Single-ended source impedance at input of AD8476

Hello,

I'm considering using the AD8476 for converting a bipolar +/-9V single-ended signal from a Rs=50Ohm source into fully-differential signal going into a second variable gain differential amplifier, and then into a long twisted-pair cable, and finally into an ADC with differential input and Ri=800k.

On page 18 of the AD8476 datasheet it is mentioned that the source impedance should be kept below 0.1Ohm, to avoid unbalancing the resistor ratios.


Would having a Rs=50Ohm significantly degrade the CMRR?


I was thinking of not matching the input impedance of AD8476 stage since my signals are signals are low-frequency (<1MHz). Would you see an inconvenient with this? Should I still add a 50Ohm resistor at the grounded single-ended input to try to balance input resistances ?

If I want to add a filtering stage, would it be preferably to have it before or after the AD8476 stage?
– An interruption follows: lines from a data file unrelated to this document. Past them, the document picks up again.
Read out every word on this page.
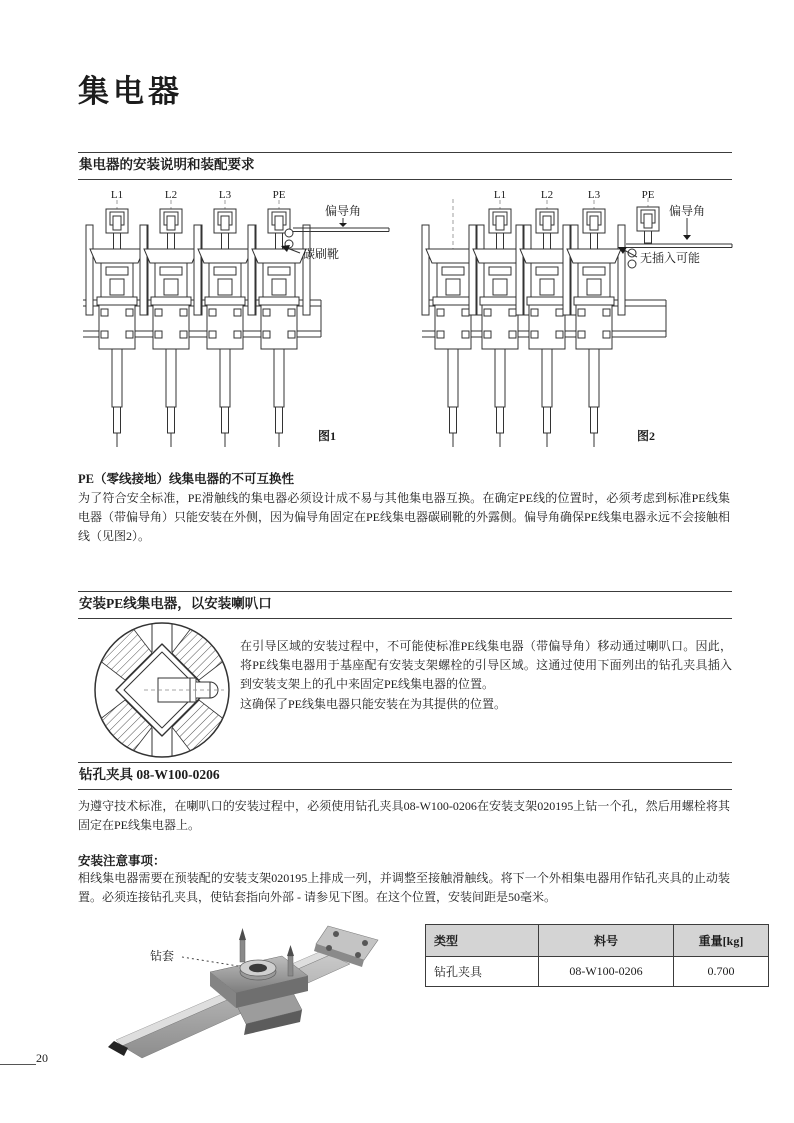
集电器
集电器的安装说明和装配要求
L1	L2	L3	PE
偏导角
碳刷靴
图1
L1	L2	L3	PE
偏导角
无插入可能
图2

PE（零线接地）线集电器的不可互换性

为了符合安全标准，PE滑触线的集电器必须设计成不易与其他集电器互换。在确定PE线的位置时，必须考虑到标准PE线集电器（带偏导角）只能安装在外侧，因为偏导角固定在PE线集电器碳刷靴的外露侧。偏导角确保PE线集电器永远不会接触相线（见图2）。

安装PE线集电器，以安装喇叭口

在引导区域的安装过程中，不可能使标准PE线集电器（带偏导角）移动通过喇叭口。因此，将PE线集电器用于基座配有安装支架螺栓的引导区域。这通过使用下面列出的钻孔夹具插入到安装支架上的孔中来固定PE线集电器的位置。

这确保了PE线集电器只能安装在为其提供的位置。

钻孔夹具 08-W100-0206

为遵守技术标准，在喇叭口的安装过程中，必须使用钻孔夹具08-W100-0206在安装支架020195上钻一个孔，然后用螺栓将其固定在PE线集电器上。

安装注意事项：

相线集电器需要在预装配的安装支架020195上排成一列，并调整至接触滑触线。将下一个外相集电器用作钻孔夹具的止动装置。必须连接钻孔夹具，使钻套指向外部 - 请参见下图。在这个位置，安装间距是50毫米。

钻套
类型	料号	重量[kg]
钻孔夹具	08-W100-0206	0.700
20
Maybe, if this was an active filter before the AD8476 I could try to decrease the source impedance seen by it. Any advises on topology and opamp?

Many thanks in advance,

  • 0
    •  Analog Employees 
    on May 8, 2015 9:51 PM

    Hi salparadise,

    The quick answer is yes, 50 ohms does degrade CMRR quite a bit. We trim the internal resistors to very tight tolerance to get the CMRR. The equations showing the effect of mismatched feedback factors on this differential amplifier topology have been published in a few places, including AN-1026 (http://www.analog.com/media/en/technical-documentation/application-notes/AN-1026.pdf).

    A while back, I went through the exercise of throwing those equations into a spreadsheet to see the effect of imbalance in the feedback network with this kind of differential amplifier (attached in case you want to use it as well). According to that, if all of the resistors are perfect and we add 50 ohms to one side, the CMRR comes down to about 52dB.

    For a single-ended input circuit, that might not be so bad. With respect to your SE signal, the input common-mode voltage changes in response to your signal (Vin,cm = Vin,se/2), so the finite CMRR will cause a small gain error. And perhaps the 52dB (or 58dB if you terminate) is enough in terms of noise rejection from ground bounce/interference.

    In terms of adding the balancing resistor on the other side, it tends to help the CMRR, but it won't be a perfect solution. The internal resistors are trimmed to the correct ratio, but the absolute accuracy is ±20%. For example, if you had 10k,10k on one side, and 8k, 8k on the other, you would have perfect CMRR. If you added 50 ohms to the input on each side, it would come down to 64dB. In practice it's unlikely you'll see a mismatch that big, but the idea holds true.

    I hope this helps.

    Best regards,

    Scott

    DifferentialAmplifierImbalanceCalculation.xlsx